Overview of the STR allele distribution (A) and various calculated parameters (B) of the microsatellite markers included in the seven multiplexes for the rhesus and long‐tailed macaque cohorts. (B) Number of alleles (k), number of typed animals (N), observed (Ho) and expected (He) heterozygosity, polymorphic information content (PIC), average non‐exclusion probability for one candidate parent (NE‐1P), average non‐exclusion probability for one candidate parent given the genotype of a known parent of the opposite sex (NE‐2P), significance of deviation from Hardy–Weinberg equilibrium (HW; NS not significant and *, **, *** significance at the 5%, 1%, 0.1% level, respectively), and estimated null allele frequency (F(Null) are provided. Bold printed numbers highlight microsatellite markers for which a slightly higher Ho is observed as compared to He.

FIGURE 4

Bar charts (A, B) and LOD metrics (C) on parentage analysis in BPRC's rhesus (left panel) and long‐tailed (right panel) macaque cohorts for the years 2019 to 2023. (A) The panels display the percentage of offspring for which the parents were assigned with 0, 1, 2, and 3 mismatches (mm) based on trio loci mismatching. (B) The panels show the number of samples that displayed a mismatch at a corresponding microsatellite marker. (C) The panels present a scatter plot of the trio LOD scores calculated for each offspring, with the median LOD score indicated.

FIGURE 5

Information on birth rate, early death animals, and parent couples involved in recurrent miscarriages at the BPRC facilities from 2019 till 2023 (A) Bar chart showing the total number (#) of birth, # of early death animals, and # parents identified of early death animals for our rhesus and long‐tailed macaques (B) Overview of rhesus macaque parent couples that showed recurrent miscarriages in the period 2020 to 2023.

FIGURE 6

Bar chart illustrating the distribution of the number of STR alleles detected for each microsatellite marker included in the seven multiplexes for the Hamadryas baboon cohort.

FIGURE 7

Bar chart (A) and LOD metrics (B) on the total number of Hamadryas baboon samples (N) for which parentage analysis could be conducted. (A) The number of offspring for which parents are assigned with 0, 1, and 2 mismatches (mm) based on trio loci mismatching are indicated. (B) Scatter plot of the trio LOD scores calculated per offspring plotted together with the median.

FIGURE 8

Graphical illustration of paternity analysis for two newborn chimpanzees, indicating the minimal number of microsatellite markers necessary to assign paternity.
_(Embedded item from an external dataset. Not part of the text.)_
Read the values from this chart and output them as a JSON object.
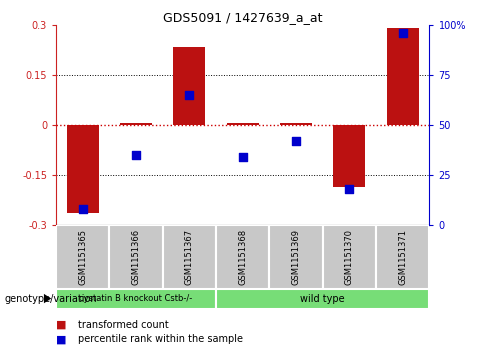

The results of the complete microsatellite dataset are provided in Table S5. The STR‐allele length indicated in pink is inherited from the mother, and the length indicated in blue is inherited from the father. When no corresponding STR‐allele length is found between the newborn chimpanzee and the possible father, an “x” is placed in the subsequent row to indicate that the individual in question could not be the father of the child.

FIGURE 9

Overview of the length patterns detected for microsatellite markers in the multiplexes MuA and MuBC, using Moloch gibbon DNA samples isolated from feces. When a microsatellite marker is successfully amplified, the fragment lengths of the alleles are provided. In some instances, both alleles have identical fragment lengths, which may suggest that the gibbon in question is homozygous for the associated microsatellite marker. The last column summarizes the total number (#) of microsatellite markers amplified for a sample.